More than just a documentary, Trophy Kids is a cautionary tale about how not to parent. With the possible exception of the religious mother who believes her twins are destined by God to be tennis champions, the parents are all abusive toward coaches, referees, and in some ways even their own children. The father of the junior golf champion (who calls her a "little bitch" behind her back when she swings poorly at a tournament) tells another parent that he wishes it were like the 1970s, when parents could push kids as far as they wanted. In an age when stories routinely circulate about parents being barred from games (it happens in the documentary, too) and bullying coaches, Trophy Kids is a reminder to keep calm and remember that no matter how intense your child feels about a sport, it's still a game.

 

Talk to your kids about ...

  • Families can talk about the popularity of sports documentaries. Do you need to know anything about (or even like to play) football, basketball, tennis, or golf to enjoy Trophy Kids? Why or why not?

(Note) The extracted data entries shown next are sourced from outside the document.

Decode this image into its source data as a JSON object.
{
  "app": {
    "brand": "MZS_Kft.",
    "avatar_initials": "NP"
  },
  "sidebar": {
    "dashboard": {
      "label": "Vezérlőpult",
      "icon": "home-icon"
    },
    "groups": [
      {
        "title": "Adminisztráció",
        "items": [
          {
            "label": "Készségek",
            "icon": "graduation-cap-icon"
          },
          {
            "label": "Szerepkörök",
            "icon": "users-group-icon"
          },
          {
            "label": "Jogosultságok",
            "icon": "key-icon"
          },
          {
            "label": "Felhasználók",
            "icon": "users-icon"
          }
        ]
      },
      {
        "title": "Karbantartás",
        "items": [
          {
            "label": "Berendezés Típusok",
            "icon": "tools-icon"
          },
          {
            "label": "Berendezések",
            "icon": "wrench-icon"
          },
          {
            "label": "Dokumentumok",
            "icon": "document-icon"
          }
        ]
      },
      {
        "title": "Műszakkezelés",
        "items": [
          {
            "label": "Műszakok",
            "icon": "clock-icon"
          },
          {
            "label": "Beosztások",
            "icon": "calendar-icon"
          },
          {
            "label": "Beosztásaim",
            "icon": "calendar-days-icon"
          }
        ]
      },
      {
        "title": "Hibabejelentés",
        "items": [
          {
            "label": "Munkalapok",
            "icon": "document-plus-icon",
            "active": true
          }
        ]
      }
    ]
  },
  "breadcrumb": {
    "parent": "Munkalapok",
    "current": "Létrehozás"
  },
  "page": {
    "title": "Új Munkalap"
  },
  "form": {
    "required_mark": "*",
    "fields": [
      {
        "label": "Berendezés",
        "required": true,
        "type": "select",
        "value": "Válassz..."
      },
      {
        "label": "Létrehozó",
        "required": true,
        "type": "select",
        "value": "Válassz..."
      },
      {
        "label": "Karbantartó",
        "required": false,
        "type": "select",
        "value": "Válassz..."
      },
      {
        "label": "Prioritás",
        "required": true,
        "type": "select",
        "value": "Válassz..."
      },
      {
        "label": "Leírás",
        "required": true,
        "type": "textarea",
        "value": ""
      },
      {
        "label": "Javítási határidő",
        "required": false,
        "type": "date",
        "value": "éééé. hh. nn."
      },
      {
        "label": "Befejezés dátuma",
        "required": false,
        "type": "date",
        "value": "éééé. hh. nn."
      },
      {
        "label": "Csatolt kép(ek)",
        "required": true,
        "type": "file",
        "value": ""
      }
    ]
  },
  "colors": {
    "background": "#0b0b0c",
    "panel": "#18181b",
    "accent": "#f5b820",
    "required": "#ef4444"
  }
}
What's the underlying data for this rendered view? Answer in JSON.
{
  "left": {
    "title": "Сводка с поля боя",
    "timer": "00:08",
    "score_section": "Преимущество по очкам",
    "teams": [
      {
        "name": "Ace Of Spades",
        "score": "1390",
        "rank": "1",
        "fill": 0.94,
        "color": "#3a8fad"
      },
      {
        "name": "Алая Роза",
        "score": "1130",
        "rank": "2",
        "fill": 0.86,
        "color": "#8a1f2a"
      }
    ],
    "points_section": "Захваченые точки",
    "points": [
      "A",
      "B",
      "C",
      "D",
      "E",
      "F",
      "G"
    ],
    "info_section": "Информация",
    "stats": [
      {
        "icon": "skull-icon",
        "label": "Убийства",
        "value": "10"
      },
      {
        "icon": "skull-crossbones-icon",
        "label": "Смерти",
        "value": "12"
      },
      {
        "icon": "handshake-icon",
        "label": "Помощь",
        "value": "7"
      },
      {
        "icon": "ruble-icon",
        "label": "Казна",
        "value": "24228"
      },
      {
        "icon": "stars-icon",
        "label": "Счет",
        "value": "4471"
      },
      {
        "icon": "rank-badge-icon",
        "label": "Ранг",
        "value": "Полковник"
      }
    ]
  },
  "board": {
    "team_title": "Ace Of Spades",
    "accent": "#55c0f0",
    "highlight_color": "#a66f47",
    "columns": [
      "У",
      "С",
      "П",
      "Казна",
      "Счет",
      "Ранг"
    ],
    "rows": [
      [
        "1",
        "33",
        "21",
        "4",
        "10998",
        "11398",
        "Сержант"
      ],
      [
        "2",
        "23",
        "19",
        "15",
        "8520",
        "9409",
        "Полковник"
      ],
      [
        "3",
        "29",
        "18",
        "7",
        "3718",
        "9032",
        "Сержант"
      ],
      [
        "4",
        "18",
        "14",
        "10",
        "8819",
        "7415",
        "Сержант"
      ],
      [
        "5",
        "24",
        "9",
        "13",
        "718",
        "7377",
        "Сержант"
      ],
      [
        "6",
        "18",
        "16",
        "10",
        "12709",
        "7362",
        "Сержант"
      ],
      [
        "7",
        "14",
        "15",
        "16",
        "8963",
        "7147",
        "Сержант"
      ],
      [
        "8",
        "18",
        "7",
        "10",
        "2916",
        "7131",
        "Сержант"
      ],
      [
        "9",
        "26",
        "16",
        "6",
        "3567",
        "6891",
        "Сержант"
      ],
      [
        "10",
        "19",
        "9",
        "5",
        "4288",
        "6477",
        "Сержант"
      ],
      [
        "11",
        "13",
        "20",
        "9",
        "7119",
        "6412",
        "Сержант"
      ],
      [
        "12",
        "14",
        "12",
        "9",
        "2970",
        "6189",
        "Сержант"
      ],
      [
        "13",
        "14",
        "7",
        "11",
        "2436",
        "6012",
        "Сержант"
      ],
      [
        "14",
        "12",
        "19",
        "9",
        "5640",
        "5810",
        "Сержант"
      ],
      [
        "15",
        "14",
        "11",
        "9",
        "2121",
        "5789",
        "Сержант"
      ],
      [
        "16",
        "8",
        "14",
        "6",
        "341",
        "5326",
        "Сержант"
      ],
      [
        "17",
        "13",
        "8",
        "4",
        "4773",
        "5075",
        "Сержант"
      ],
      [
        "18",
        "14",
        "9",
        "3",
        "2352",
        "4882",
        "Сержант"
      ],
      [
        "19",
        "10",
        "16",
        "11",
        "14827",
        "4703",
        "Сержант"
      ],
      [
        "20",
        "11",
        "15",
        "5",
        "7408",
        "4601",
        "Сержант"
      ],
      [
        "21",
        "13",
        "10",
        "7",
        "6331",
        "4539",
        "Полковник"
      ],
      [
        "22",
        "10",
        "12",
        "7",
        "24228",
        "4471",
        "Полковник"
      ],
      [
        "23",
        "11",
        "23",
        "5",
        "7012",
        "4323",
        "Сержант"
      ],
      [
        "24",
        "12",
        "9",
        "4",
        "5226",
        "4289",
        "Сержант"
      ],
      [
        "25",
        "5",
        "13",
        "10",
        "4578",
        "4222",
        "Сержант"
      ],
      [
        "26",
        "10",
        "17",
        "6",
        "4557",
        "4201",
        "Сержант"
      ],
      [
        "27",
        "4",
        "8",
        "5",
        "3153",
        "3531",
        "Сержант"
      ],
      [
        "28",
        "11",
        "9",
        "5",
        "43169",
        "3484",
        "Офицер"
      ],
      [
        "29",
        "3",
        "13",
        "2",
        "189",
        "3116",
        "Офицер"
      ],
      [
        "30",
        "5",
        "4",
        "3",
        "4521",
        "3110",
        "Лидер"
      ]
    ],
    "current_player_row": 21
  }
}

  • What did you think about the relationship between the parents and their kids? Which parent-child dynamic seemed the healthiest? Which seemed the most in need of help? Do you think anyone featured in the film could change -- or would want to?

  • Which behavior in the movie would you consider bullying? Is the impact of bullying different when it's done by an adult rather than a kid's peer(s)?

  • One parent says the key is to have a kid "buy into" a parent's "dream"; is that the way sports involvement should be decided? What are the odds of kids succeeding in professional sports? Should that be the end goal, or is having fun more important?